Après la tempête, le calme et les travaux. Le Tout Puissant Mazembe a lancé, ce jeudi 12 mars, une opération de réparation express de son stade de Kamalando à Lubumbashi, dans le Haut-Katanga. Une réponse immédiate aux dégâts causés lors du derby houleux face au FC Lupopo, interrompu le 8 mars dernier. Les équipes de maintenance sont à pied d’œuvre, focalisées sur la remise en état des sièges des supporters et des treillis métalliques protégeant l’aire de jeu. Objectif : guérir les blessures de l’enceinte et se remettre aux normes au plus vite.
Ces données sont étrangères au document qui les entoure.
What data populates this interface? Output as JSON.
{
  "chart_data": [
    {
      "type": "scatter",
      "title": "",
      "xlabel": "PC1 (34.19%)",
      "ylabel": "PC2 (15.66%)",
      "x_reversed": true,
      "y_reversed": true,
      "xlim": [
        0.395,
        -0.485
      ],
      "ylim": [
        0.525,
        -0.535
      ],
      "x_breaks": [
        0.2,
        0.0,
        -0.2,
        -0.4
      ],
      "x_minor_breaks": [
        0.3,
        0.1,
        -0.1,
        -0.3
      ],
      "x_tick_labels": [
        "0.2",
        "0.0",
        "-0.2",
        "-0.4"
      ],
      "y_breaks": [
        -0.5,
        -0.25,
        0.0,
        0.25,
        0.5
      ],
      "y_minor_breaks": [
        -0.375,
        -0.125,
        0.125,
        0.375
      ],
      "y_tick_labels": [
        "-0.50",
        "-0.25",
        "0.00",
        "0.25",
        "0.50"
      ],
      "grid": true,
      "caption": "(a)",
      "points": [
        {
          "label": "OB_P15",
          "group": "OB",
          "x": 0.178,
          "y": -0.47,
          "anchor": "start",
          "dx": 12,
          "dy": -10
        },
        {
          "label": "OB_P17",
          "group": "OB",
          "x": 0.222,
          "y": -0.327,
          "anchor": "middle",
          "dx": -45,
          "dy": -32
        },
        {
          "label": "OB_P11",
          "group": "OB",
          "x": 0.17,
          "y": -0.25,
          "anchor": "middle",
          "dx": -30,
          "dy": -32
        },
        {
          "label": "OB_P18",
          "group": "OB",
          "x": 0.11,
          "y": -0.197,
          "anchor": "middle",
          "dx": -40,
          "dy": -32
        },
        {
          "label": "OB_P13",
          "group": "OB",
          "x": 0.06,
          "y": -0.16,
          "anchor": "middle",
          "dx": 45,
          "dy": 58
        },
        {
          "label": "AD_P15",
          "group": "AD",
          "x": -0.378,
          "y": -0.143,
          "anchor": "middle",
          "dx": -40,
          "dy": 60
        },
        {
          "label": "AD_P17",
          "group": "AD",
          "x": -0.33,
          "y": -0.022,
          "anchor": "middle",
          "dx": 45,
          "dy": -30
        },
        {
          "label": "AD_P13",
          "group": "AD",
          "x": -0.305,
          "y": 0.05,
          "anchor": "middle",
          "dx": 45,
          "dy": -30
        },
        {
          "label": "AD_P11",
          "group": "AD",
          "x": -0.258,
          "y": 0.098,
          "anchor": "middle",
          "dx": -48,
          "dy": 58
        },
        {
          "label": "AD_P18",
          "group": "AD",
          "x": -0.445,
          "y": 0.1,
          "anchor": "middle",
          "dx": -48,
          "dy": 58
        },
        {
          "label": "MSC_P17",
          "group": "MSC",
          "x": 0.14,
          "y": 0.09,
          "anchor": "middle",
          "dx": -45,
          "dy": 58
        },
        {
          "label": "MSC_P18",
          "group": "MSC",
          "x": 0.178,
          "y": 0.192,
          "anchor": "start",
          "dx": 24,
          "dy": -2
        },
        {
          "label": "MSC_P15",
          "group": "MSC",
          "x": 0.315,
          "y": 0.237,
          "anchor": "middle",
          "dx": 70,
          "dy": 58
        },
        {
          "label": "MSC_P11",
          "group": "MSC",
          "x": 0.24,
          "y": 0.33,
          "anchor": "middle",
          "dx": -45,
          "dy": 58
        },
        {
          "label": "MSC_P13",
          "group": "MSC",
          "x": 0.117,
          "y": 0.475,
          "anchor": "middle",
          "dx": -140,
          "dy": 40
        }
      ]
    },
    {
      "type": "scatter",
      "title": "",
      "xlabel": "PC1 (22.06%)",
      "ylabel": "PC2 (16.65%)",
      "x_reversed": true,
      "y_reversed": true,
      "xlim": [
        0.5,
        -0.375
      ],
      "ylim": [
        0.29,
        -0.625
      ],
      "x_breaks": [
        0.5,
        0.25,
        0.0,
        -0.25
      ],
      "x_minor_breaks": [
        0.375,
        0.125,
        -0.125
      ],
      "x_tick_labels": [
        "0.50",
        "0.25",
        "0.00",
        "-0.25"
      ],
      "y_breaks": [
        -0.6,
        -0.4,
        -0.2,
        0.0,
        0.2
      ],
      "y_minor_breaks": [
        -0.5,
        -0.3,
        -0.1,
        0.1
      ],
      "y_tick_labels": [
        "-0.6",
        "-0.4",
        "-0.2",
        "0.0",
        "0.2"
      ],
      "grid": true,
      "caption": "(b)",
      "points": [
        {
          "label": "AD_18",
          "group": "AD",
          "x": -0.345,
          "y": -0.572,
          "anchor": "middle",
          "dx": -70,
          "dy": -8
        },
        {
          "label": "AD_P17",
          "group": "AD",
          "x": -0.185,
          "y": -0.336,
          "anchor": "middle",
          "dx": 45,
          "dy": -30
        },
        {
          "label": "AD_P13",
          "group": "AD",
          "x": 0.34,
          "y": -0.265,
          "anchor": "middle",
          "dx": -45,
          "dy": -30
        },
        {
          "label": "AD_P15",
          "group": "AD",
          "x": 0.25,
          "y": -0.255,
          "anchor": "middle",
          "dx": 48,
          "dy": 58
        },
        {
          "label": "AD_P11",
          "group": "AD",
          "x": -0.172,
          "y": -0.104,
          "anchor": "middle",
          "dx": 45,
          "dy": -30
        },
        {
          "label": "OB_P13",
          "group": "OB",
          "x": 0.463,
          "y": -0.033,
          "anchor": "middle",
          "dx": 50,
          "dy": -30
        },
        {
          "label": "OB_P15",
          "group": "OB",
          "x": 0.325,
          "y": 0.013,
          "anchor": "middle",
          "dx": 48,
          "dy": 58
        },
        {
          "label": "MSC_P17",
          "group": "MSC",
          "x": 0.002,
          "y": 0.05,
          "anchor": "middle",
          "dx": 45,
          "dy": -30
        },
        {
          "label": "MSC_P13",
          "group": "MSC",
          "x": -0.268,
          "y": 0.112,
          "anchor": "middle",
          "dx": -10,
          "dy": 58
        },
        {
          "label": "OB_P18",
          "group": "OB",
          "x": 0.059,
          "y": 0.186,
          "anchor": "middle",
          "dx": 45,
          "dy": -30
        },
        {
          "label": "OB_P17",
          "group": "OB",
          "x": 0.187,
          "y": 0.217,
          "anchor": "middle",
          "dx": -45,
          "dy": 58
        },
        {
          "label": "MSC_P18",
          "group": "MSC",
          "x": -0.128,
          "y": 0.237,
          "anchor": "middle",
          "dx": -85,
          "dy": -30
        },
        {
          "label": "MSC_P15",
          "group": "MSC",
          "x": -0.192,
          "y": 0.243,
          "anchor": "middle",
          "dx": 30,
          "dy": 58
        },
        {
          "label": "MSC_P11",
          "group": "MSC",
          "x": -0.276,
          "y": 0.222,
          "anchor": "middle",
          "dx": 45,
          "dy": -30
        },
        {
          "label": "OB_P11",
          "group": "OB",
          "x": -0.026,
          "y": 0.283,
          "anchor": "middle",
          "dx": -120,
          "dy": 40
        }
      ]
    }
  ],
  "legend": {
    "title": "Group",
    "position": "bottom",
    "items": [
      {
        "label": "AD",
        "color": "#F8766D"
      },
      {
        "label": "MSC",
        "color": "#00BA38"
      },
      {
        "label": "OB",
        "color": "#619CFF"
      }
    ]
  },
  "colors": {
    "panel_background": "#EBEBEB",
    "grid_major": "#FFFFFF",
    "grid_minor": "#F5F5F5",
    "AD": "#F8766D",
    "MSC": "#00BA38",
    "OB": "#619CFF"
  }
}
Les troubles qui ont émaillé ce clash local ont laissé des traces visibles. Une véritable bataille hors terrain qui a contraint la Ligue nationale de football (LINAFOOT) à trancher : forfait pour les deux clubs. Un verdict tombé comme un couperet mercredi 11 mars, sanctionnant lourdement les débordements. Mais les Corbeaux ne restent pas les bras croisés. Sous l’impulsion directe de la haute hiérarchie, notamment du président sponsor, les réparations ont été ordonnées sans délai. “C’est sur l’instruction de la haute hiérarchie du Tout Puissant Mazembe, c’est-à-dire, le président sponsor – dès lors qu’il a vu tout ce qu’il y a eu comme dégâts dans notre stade – il a instruit le comité pour réparer ce qui a été cassé; en attendant les mesures de la Ligue nationale de football pour les réparations par rapport aux dégâts qu’il y a eu au stade”, explique Éric Nonga, le trésorier du club. Une démarche proactive qui montre la volonté de tourner la page.
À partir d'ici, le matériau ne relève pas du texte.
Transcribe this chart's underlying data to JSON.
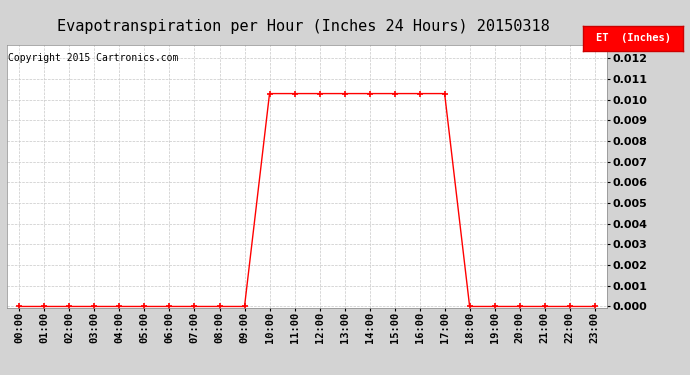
{
  "title": "Evapotranspiration per Hour (Inches 24 Hours) 20150318",
  "copyright": "Copyright 2015 Cartronics.com",
  "legend_label": "ET  (Inches)",
  "legend_bg": "#ff0000",
  "legend_text_color": "#ffffff",
  "line_color": "#ff0000",
  "marker": "+",
  "marker_size": 4,
  "marker_linewidth": 1.2,
  "line_width": 1.0,
  "background_color": "#ffffff",
  "plot_bg": "#ffffff",
  "outer_bg": "#d3d3d3",
  "ylim": [
    -5e-05,
    0.01265
  ],
  "yticks": [
    0.0,
    0.001,
    0.002,
    0.003,
    0.004,
    0.005,
    0.006,
    0.007,
    0.008,
    0.009,
    0.01,
    0.011,
    0.012
  ],
  "hours": [
    "00:00",
    "01:00",
    "02:00",
    "03:00",
    "04:00",
    "05:00",
    "06:00",
    "07:00",
    "08:00",
    "09:00",
    "10:00",
    "11:00",
    "12:00",
    "13:00",
    "14:00",
    "15:00",
    "16:00",
    "17:00",
    "18:00",
    "19:00",
    "20:00",
    "21:00",
    "22:00",
    "23:00"
  ],
  "values": [
    0.0,
    0.0,
    0.0,
    0.0,
    0.0,
    0.0,
    0.0,
    0.0,
    0.0,
    0.0,
    0.0103,
    0.0103,
    0.0103,
    0.0103,
    0.0103,
    0.0103,
    0.0103,
    0.0103,
    0.0,
    0.0,
    0.0,
    0.0,
    0.0,
    0.0
  ],
  "title_fontsize": 11,
  "copyright_fontsize": 7,
  "tick_fontsize": 7.5,
  "ytick_fontsize": 8,
  "grid_color": "#c8c8c8",
  "grid_style": "--",
  "grid_linewidth": 0.5
}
Mais pourquoi cette urgence ? Au-delà de l’image du club, un enjeu crucial se profile à l’horizon. Ce dimanche 15 mars, le stade de Kamalando doit accueillir un quart de finale africain opposant le Maniema Union à l’USM Alger. Un match de grande ampleur qui exige une enceinte aux standards internationaux. Le TP Mazembe, en bon hôte, veut offrir un cadre digne de ce nom pour cette confrontation. Les travaux de réparation du stade sont donc une course contre la montre. Les ouvriers s’affairent, conscients que chaque minute compte. La réputation du football congolais, et plus particulièrement du Haut-Katanga, est en jeu.
Rappelons les faits : le derby Mazembe-Lupopo, toujours aussi explosif, a viré au cauchemar. Des incidents graves ont conduit à l’interruption de la rencontre, plongeant le stade dans le chaos. Les dégâts matériels sont significatifs, nécessitant une intervention rapide. La LINAFOOT, par sa décision de forfait, a envoyé un message fort : la violence n’a pas sa place dans le football. Des sanctions qui résonnent comme un avertissement pour l’ensemble du championnat.
Pour le TP Mazembe, ces réparations représentent plus qu’une simple maintenance. C’est un symbole de résilience. Le club montre qu’il peut rebondir après l’adversité, et qu’il prend ses responsabilités. Dans le paysage footballistique de la RDC, où les infrastructures sont souvent pointées du doigt, cette initiative est à saluer. Elle démontre un engagement envers la qualité des installations et la sécurité des supporters.
Et l’impact sur le football local ? Les actualités du Haut-Katanga sont marquées par cet épisode. Les troubles du derby, les sanctions de la Linafoot, et maintenant ces travaux rapides, dessinent une période mouvementée. Les supporters attendent de voir si le stade sera prêt à temps pour le match du Maniema Union. Une question qui passionne les passionnés de football dans toute la province.
En conclusion, le TP Mazembe prend les devants. Alors que la poussière du derby retombe à peine, les marteaux et les clés à molette ont pris le relais. Une métaphore de la reconstruction nécessaire après la tempête. Le club espère non seulement réparer son stade, mais aussi restaurer la sérénité dans ses murs. Le quart de finale du 15 mars sera le premier test. Gageons que l’enceinte de Kamalando, une fois remise à neuf, pourra à nouveau vibrer au rythme du beau jeu, sans les scories de la violence. Le football congolais mérite cela.